Lihat ke Halaman Asli

Tri Ratnawati dr

Dokter umum

Kapasitas Mental ODGJ dalam Menggunakan Hak Pilihnya Dalam Pemilu 2024

Diperbarui: 29 Agustus 2023   18:44

Kompasiana adalah platform blog. Konten ini menjadi tanggung jawab bloger dan tidak mewakili pandangan redaksi Kompas.

Koleksi Pribadi diolah melalui Canva

Indonesia akan menggelar pesta demokrasi baik pemilihan umum legislatif maupun pemilihan umum Presiden dan Wakil Presiden yang akan diselenggarakan tahun 2024. Pelaksaan pemilu diharapkan mampu menjamin terpenuhinya hak-hak para pemilih dengan melibatkan semua elemen tanpa terkecuali. Komisi Pemilihan Umum telah mulai sosialisasi baik melalui sosial media maupun iklan masyarakat yang ditampilkan dalam flyer KRL agar masyarakat mengecek status hak pilihnya sebelum terlaksananya pemilu. Perhimpunan dokter spesialis kesehatan jiwa Indonesia menganjurkan agar masyarakat untuk menghargai dan melindungi hak pemilu bagi para penyandang gangguan jiwa (ODGJ) dalam menggunakan haknya tahun 2024.

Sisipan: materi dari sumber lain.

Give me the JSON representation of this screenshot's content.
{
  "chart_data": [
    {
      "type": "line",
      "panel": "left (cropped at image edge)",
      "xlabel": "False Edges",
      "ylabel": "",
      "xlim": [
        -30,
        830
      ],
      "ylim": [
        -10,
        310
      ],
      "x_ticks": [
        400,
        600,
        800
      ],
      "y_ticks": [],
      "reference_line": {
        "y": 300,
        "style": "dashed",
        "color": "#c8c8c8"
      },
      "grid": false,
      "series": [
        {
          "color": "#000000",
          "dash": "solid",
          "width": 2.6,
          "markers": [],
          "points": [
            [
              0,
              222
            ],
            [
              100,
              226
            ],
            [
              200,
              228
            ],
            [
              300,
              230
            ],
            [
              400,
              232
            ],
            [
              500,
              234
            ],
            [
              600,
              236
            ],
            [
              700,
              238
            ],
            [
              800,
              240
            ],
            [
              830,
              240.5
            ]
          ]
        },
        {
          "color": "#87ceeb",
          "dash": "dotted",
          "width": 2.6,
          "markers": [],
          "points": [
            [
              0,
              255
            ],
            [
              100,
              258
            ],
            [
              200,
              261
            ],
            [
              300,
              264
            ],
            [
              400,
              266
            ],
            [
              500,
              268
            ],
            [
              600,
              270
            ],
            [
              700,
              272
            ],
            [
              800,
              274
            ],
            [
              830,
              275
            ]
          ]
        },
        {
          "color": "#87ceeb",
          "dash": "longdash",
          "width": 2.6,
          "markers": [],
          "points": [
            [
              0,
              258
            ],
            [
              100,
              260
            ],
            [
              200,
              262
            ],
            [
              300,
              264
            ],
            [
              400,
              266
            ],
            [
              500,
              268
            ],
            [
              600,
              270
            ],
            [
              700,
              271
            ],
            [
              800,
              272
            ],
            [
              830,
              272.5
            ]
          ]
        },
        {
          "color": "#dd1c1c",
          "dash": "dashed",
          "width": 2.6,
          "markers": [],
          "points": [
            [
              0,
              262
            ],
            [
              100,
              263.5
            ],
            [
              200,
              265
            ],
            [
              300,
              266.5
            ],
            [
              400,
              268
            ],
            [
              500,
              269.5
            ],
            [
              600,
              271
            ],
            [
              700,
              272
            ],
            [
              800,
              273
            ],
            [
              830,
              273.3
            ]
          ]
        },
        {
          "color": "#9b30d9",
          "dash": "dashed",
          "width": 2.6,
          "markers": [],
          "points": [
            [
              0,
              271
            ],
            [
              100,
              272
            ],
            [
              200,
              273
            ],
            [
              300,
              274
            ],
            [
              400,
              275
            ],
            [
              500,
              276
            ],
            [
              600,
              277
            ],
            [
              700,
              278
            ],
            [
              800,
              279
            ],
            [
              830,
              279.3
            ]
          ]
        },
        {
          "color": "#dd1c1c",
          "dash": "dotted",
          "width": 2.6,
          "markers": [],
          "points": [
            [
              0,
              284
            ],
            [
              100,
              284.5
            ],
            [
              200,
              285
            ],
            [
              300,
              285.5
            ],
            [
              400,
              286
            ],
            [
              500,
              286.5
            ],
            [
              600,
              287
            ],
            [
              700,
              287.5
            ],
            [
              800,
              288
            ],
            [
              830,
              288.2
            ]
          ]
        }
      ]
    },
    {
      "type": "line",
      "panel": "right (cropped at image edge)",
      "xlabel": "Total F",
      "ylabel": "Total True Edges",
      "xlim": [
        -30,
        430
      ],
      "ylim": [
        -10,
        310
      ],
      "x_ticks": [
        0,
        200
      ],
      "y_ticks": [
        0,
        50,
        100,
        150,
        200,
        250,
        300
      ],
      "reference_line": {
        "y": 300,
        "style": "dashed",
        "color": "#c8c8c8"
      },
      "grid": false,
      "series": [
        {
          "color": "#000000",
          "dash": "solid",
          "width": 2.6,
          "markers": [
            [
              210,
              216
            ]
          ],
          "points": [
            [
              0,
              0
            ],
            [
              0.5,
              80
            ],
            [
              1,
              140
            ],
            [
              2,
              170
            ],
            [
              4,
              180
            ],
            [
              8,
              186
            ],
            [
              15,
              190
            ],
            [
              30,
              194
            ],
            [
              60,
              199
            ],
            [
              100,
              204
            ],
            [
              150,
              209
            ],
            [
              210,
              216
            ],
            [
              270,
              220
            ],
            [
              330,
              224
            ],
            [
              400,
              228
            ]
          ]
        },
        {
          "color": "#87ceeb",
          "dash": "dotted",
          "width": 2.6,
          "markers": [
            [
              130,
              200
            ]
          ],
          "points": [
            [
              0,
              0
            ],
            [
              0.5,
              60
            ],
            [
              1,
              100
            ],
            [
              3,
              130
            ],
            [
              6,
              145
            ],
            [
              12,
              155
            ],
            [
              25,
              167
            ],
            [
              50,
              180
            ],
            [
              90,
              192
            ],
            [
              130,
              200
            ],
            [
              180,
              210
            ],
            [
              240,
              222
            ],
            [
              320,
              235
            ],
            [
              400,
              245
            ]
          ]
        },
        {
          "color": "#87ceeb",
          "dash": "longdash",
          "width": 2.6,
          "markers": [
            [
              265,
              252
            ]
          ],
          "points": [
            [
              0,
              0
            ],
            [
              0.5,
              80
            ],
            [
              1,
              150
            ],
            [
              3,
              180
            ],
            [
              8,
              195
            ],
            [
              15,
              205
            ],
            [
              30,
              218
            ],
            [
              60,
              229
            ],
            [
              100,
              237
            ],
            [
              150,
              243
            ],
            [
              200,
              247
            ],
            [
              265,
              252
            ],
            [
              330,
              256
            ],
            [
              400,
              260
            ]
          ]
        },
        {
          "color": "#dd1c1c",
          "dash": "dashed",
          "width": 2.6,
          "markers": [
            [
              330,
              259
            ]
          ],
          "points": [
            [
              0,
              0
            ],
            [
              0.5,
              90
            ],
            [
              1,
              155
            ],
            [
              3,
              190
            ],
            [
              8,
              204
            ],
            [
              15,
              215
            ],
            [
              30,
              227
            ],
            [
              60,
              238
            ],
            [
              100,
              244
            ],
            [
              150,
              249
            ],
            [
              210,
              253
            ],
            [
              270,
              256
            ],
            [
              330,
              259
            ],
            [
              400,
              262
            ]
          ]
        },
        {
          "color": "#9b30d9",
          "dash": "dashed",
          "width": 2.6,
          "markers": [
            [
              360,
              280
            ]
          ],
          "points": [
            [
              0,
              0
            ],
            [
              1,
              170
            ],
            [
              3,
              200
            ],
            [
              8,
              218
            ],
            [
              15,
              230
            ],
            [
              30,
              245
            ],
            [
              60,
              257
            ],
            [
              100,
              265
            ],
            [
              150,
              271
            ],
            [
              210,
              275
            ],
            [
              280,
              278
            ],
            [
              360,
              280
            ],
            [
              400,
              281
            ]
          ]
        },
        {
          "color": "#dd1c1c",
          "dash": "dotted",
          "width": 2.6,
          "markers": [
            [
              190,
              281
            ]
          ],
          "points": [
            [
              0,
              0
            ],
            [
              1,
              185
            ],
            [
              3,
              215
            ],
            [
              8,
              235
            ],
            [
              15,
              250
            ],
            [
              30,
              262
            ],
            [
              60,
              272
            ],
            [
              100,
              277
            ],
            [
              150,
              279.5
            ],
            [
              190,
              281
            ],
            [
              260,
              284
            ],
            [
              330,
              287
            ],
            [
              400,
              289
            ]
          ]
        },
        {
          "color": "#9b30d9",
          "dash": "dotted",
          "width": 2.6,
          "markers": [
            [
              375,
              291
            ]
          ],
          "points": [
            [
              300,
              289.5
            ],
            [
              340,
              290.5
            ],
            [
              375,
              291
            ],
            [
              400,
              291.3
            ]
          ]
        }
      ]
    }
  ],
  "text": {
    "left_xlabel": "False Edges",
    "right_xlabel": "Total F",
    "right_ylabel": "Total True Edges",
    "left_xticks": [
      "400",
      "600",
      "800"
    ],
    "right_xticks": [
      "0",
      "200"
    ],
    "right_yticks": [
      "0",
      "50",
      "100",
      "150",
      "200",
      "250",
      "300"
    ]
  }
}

Mahkamah konstitusi berpendapat bahwa gangguan jiwa dan gangguan ingatan merupakan dua hal dengan karakteristik yang berbeda namun dapat beririsan satu sama lain. DPR berpendapat bahwa dalam hal memaknai gangguan jiwa / gangguan ingatan harus merujuk ke Pasal 1 angka 1 dan angka 3 UU 18/2014 tentang kesehatan jiwa dan Pasal 148 UU 36/2009 tentang kesehatan yang mendefinisikan orang dengan gangguan jiwa yang selanjutnya disingkat ODGJ adalah orang yang mengalami gangguan dalam pikiran, perilaku dan perasaan yang bermanifestasi dalam bentuk sekumpulan gejala dan atau perubahan perilaku yang bermakna serta dapat menimbulkan penderitaan dan hambatan dalam menjalankan fungsi orang sebagai manusia.

Perhimpunan Dokter Spesialis Kesehatan Jiwa Indonesia menyebutkan bahwa hak pilih bagi ODGJ itu diatur dalam UU Nomor 7 Tahun 2017 yang diperkuat dengan Peraturan KPU. Selain itu, sambungnya, itu pun dijamin dalam UUD 1945, UU HAM, UU Kesehatan, UU Pengesahan Konvensi Mengenai Hak-hak Penyandang Disabilitas. Pun dijamin dalam UU Kesehatan Jiwa, Putusan MK nomor 135/PUU-XII/2015, dan UU Penyandang Disabilitas.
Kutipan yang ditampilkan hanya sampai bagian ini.